Lipolysis-induced degradation of apolipoproteins B and E of human very low density lipoproteins.

We have found that in vitro lipolysis of human very low density lipoproteins (VLDL) by purified bovine milk lipoprotein lipase (LpL) promotes degradation of the apolipoprotein (apo) B moiety of VLDL. Analysis by sodium dodecyl sulfate-polyacrylamide gradient gel electrophoresis showed that lipolysis of VLDL by purified LpL for 1 h at 37 degrees C induced the selective degradation of the high Mr apo-B (apo-B-100) from most hypertriglyceridemic VLDL and from a few normolipidemic VLDL into several small fragments with molecular weights ranging from 90,000-490,000. No detectable degradation of apo-B occurred in control VLDL when incubated without LpL. The apo-E moiety of VLDL from certain individuals was also degraded following lipolysis of VLDL, and the extent of degradation of apo-B and -E in VLDL was varied among the individual VLDL. The major degradation products of apo-E, identified from the gel, were 31,000- and/or 28,000-Da species.
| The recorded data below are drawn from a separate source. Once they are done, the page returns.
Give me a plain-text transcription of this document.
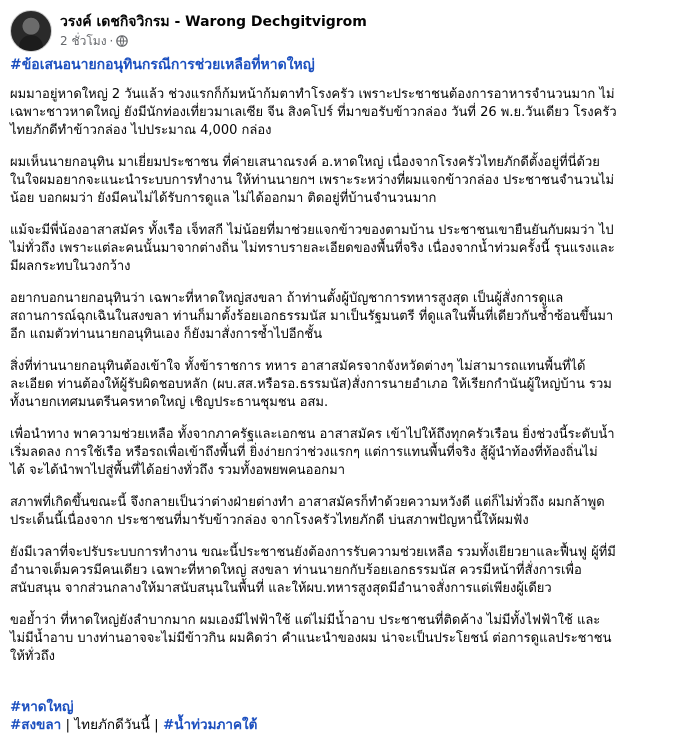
วรงค์ เดชกิจวิกรม - Warong Dechgitvigrom
2 ชั่วโมง ·

#ข้อเสนอนายกอนุทินกรณีการช่วยเหลือที่หาดใหญ่

ผมมาอยู่หาดใหญ่ 2 วันแล้ว ช่วงแรกก็ก้มหน้าก้มตาทำโรงครัว เพราะประชาชนต้องการอาหารจำนวนมาก ไม่
เฉพาะชาวหาดใหญ่ ยังมีนักท่องเที่ยวมาเลเซีย จีน สิงคโปร์ ที่มาขอรับข้าวกล่อง วันที่ 26 พ.ย.วันเดียว โรงครัว
ไทยภักดีทำข้าวกล่อง ไปประมาณ 4,000 กล่อง

ผมเห็นนายกอนุทิน มาเยี่ยมประชาชน ที่ค่ายเสนาณรงค์ อ.หาดใหญ่ เนื่องจากโรงครัวไทยภักดีตั้งอยู่ที่นี่ด้วย
ในใจผมอยากจะแนะนำระบบการทำงาน ให้ท่านนายกฯ เพราะระหว่างที่ผมแจกข้าวกล่อง ประชาชนจำนวนไม่
น้อย บอกผมว่า ยังมีคนไม่ได้รับการดูแล ไม่ได้ออกมา ติดอยู่ที่บ้านจำนวนมาก

แม้จะมีพี่น้องอาสาสมัคร ทั้งเรือ เจ็ทสกี ไม่น้อยที่มาช่วยแจกข้าวของตามบ้าน ประชาชนเขายืนยันกับผมว่า ไป
ไม่ทั่วถึง เพราะแต่ละคนนั้นมาจากต่างถิ่น ไม่ทราบรายละเอียดของพื้นที่จริง เนื่องจากน้ำท่วมครั้งนี้ รุนแรงและ
มีผลกระทบในวงกว้าง

อยากบอกนายกอนุทินว่า เฉพาะที่หาดใหญ่สงขลา ถ้าท่านตั้งผู้บัญชาการทหารสูงสุด เป็นผู้สั่งการดูแล
สถานการณ์ฉุกเฉินในสงขลา ท่านก็มาตั้งร้อยเอกธรรมนัส มาเป็นรัฐมนตรี ที่ดูแลในพื้นที่เดียวกันซ้ำซ้อนขึ้นมา
อีก แถมตัวท่านนายกอนุทินเอง ก็ยังมาสั่งการซ้ำไปอีกชั้น

สิ่งที่ท่านนายกอนุทินต้องเข้าใจ ทั้งข้าราชการ ทหาร อาสาสมัครจากจังหวัดต่างๆ ไม่สามารถแทนพื้นที่ได้
ละเอียด ท่านต้องให้ผู้รับผิดชอบหลัก (ผบ.สส.หรือรอ.ธรรมนัส)สั่งการนายอำเภอ ให้เรียกกำนันผู้ใหญ่บ้าน รวม
ทั้งนายกเทศมนตรีนครหาดใหญ่ เชิญประธานชุมชน อสม.

เพื่อนำทาง พาความช่วยเหลือ ทั้งจากภาครัฐและเอกชน อาสาสมัคร เข้าไปให้ถึงทุกครัวเรือน ยิ่งช่วงนี้ระดับน้ำ
เริ่มลดลง การใช้เรือ หรือรถเพื่อเข้าถึงพื้นที่ ยิ่งง่ายกว่าช่วงแรกๆ แต่การแทนพื้นที่จริง สู้ผู้นำท้องที่ท้องถิ่นไม่
ได้ จะได้นำพาไปสู่พื้นที่ได้อย่างทั่วถึง รวมทั้งอพยพคนออกมา

สภาพที่เกิดขึ้นขณะนี้ จึงกลายเป็นว่าต่างฝ่ายต่างทำ อาสาสมัครก็ทำด้วยความหวังดี แต่ก็ไม่ทั่วถึง ผมกล้าพูด
ประเด็นนี้เนื่องจาก ประชาชนที่มารับข้าวกล่อง จากโรงครัวไทยภักดี บ่นสภาพปัญหานี้ให้ผมฟัง

ยังมีเวลาที่จะปรับระบบการทำงาน ขณะนี้ประชาชนยังต้องการรับความช่วยเหลือ รวมทั้งเยียวยาและฟื้นฟู ผู้ที่มี
อำนาจเต็มควรมีคนเดียว เฉพาะที่หาดใหญ่ สงขลา ท่านนายกกับร้อยเอกธรรมนัส ควรมีหน้าที่สั่งการเพื่อ
สนับสนุน จากส่วนกลางให้มาสนับสนุนในพื้นที่ และให้ผบ.ทหารสูงสุดมีอำนาจสั่งการแต่เพียงผู้เดียว

ขอย้ำว่า ที่หาดใหญ่ยังลำบากมาก ผมเองมีไฟฟ้าใช้ แต่ไม่มีน้ำอาบ ประชาชนที่ติดค้าง ไม่มีทั้งไฟฟ้าใช้ และ
ไม่มีน้ำอาบ บางท่านอาจจะไม่มีข้าวกิน ผมคิดว่า คำแนะนำของผม น่าจะเป็นประโยชน์ ต่อการดูแลประชาชน
ให้ทั่วถึง

#หาดใหญ่
#สงขลา | ไทยภักดีวันนี้ | #น้ำท่วมภาคใต้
In contrast to the apo-E moiety of VLDL, purified apo-E was not degraded when incubated with LpL. Incubation of low density lipoproteins (LDL) with LpL showed only a minimal effect on the apoproteins of LDL. When high density lipoprotein (HDL) was included in the lipolysis mixture as an acceptor of lipolytic surface remnants, the apoproteins of HDL remained unaltered, while the apo-B moiety of VLDL remnants in the mixture was degraded. Inclusion of protease inhibitors in the lipolysis mixture prevented the degradation of apo-B, but the hydrolysis of VLDL-triglyceride was minimally affected. A selective degradation of apo-B in VLDL also occurred during lipolysis of VLDL when VLDL was perfused through rat hearts. These results suggest that conformational changes in apo-B and apo-E caused by VLDL lipolysis may increase the susceptibility of apo-B and apo-E to degradation by the proteases co-isolated with VLDL. The consequences of the lipolysis-induced degradation of apo-B and apo-E on changes in metabolic properties of VLDL remnants remain to be determined.